6887368-1979_32_13.jpg
Digital In Arbeit

Mit Konflikten besser umgehen lernen

Werbung
Werbung
Werbung

Marxisten, Behavioristen und Frustrationstheoretiker sind sich einig, daß es möglich sein muß, das Paradies auf Erden zu schaffen. Ob das Ziel die klassenlose Gesellschaft, der unbegrenzt anpassungsfähige oder der in einer repressionsfreien Umwelt lebende Mensch ist - der utopische Charakter dieser Entwürfe wird davon nicht berührt.

Daß es in der Geschichte der Menschheit jemals einen repressionsfreien Raum gegeben hätte, wird sich schwerlich nachweisen lassen. Auch der fortschrittliche Glaube an die Veränderbarkeit der menschlichen Gesellschaft und der sie bestimmenden Faktoren kommt um die empirische Einsicht nicht herum, daß jeder Fortschritt mit Opfern verbunden ist

Ohne Verzicht und Selbstbeschränkung ist noch kaum je eine große Tat geglückt. Hinzu kommt, daß jedes menschliche Tun mit der Möglichkeit des Scheiterns rechnen muß. Deshalb kommt es letztlich nicht darauf an, Frustrationsmöglichkeiten zu beseitigen, sondern den Menschen in die Lage zu versetzen, mit seinen Frustrationen selbst fertig zu werden.

Darin besteht der Grundirrtum der antiautoritären Erziehung, daß sie eine repressions- und frustrationsfreie Erziehung überhaupt für möglieh hält, ganz abgesehen davon, daß eine Erziehung, die auf größtmögliche Trieberfüllung ausgerichtet ist, Aggressionen eher weckt als verhindert. Umgekehrt erstickt ein vorwiegend mit Repression, Zwang und Drohung operierendes System wie der Marxismus jede Initiative, da es den Menschen in die Subordination zwingt und zum Funktionär macht. Beide „Zielvorstellungen“ sind im höchsten Maße unverantwortlich, meint der Konrad Lorenz Schüler Irenaus Eibl-Eibesfeld.

Von solchen Illusionen war die 28. Internationale pädagogische Werktagung ohnehin nie beherrscht. Dieses international angesehene pädagogische Forum versuchte in anspruchsvollen wissenschaftlichen Vorträgen und Workshops praktikable Modelle zu erarbeiten, um mit Konflikten besser umgehen zu können.

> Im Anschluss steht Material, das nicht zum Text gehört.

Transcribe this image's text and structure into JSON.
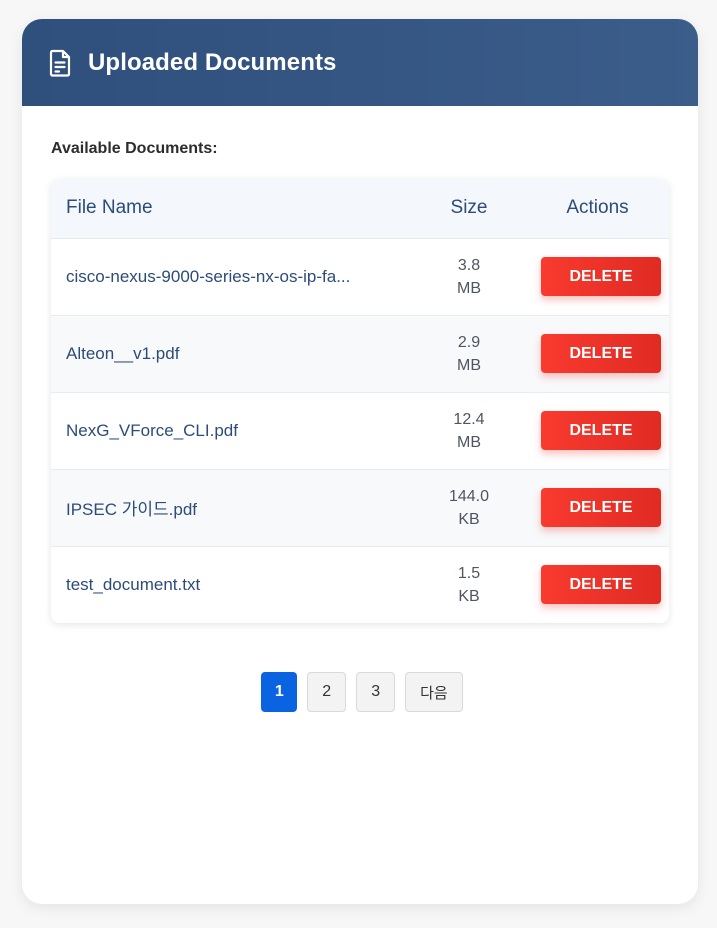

Vom 24. bis 28. Juli versammelten sich in der Universität Salzburg mehr als 700 Teilnehmer aus Österreich und einigen Nachbarländern.

Herausragendes Ereignis unter den vielen Vorträgen und Diskussionen war der Vortrag des Tübinger Professors Friedrich Bollnow über die „Freiheit von der Rolle“. Es ist unbestritten, daß sich in den modernen Sozial- und Verhaltenswissenschaften der Begriff der Rolle als überaus fruchtbar erwiesen hat. So sind weite Bereiche des menschlichen Daseins mit seiner Hilfe durchsichtig geworden. Im gesellschaftlichen Zusammenleben wirkt sich ein rollenspezifisches Verhalten als ein bedeutender stabilisierender Faktor aus.

Dennoch stellte Bollnow die Frage, ob der Mensch nichts anderes sei als die Gesamtheit seiner Rollen? Der Mensch fühle in sich durchaus die Möglichkeit, sich von seiner Rolle zu distanzieren, zwischen der Rolle, die er jeweüs nur „spielt“, und dem, was er im eigentlichen Sinn „ist“ zu unterscheiden.

Der Spielcharakter gehöre allerdings untrennbar zur Rolle. Das Spiel stehe aber im Gegensatz zum Ernst

„Der Mensch hat, indem er seine Rolle spielt, mehr oder weniger deutlich das Bewußtsein, daß er sie ,nur' spielt, daß er nicht ganz gleichzusetzen ist mit seiner Rolle, daß er mehr ist, als in seiner Rolle zum Ausdruck kommt“.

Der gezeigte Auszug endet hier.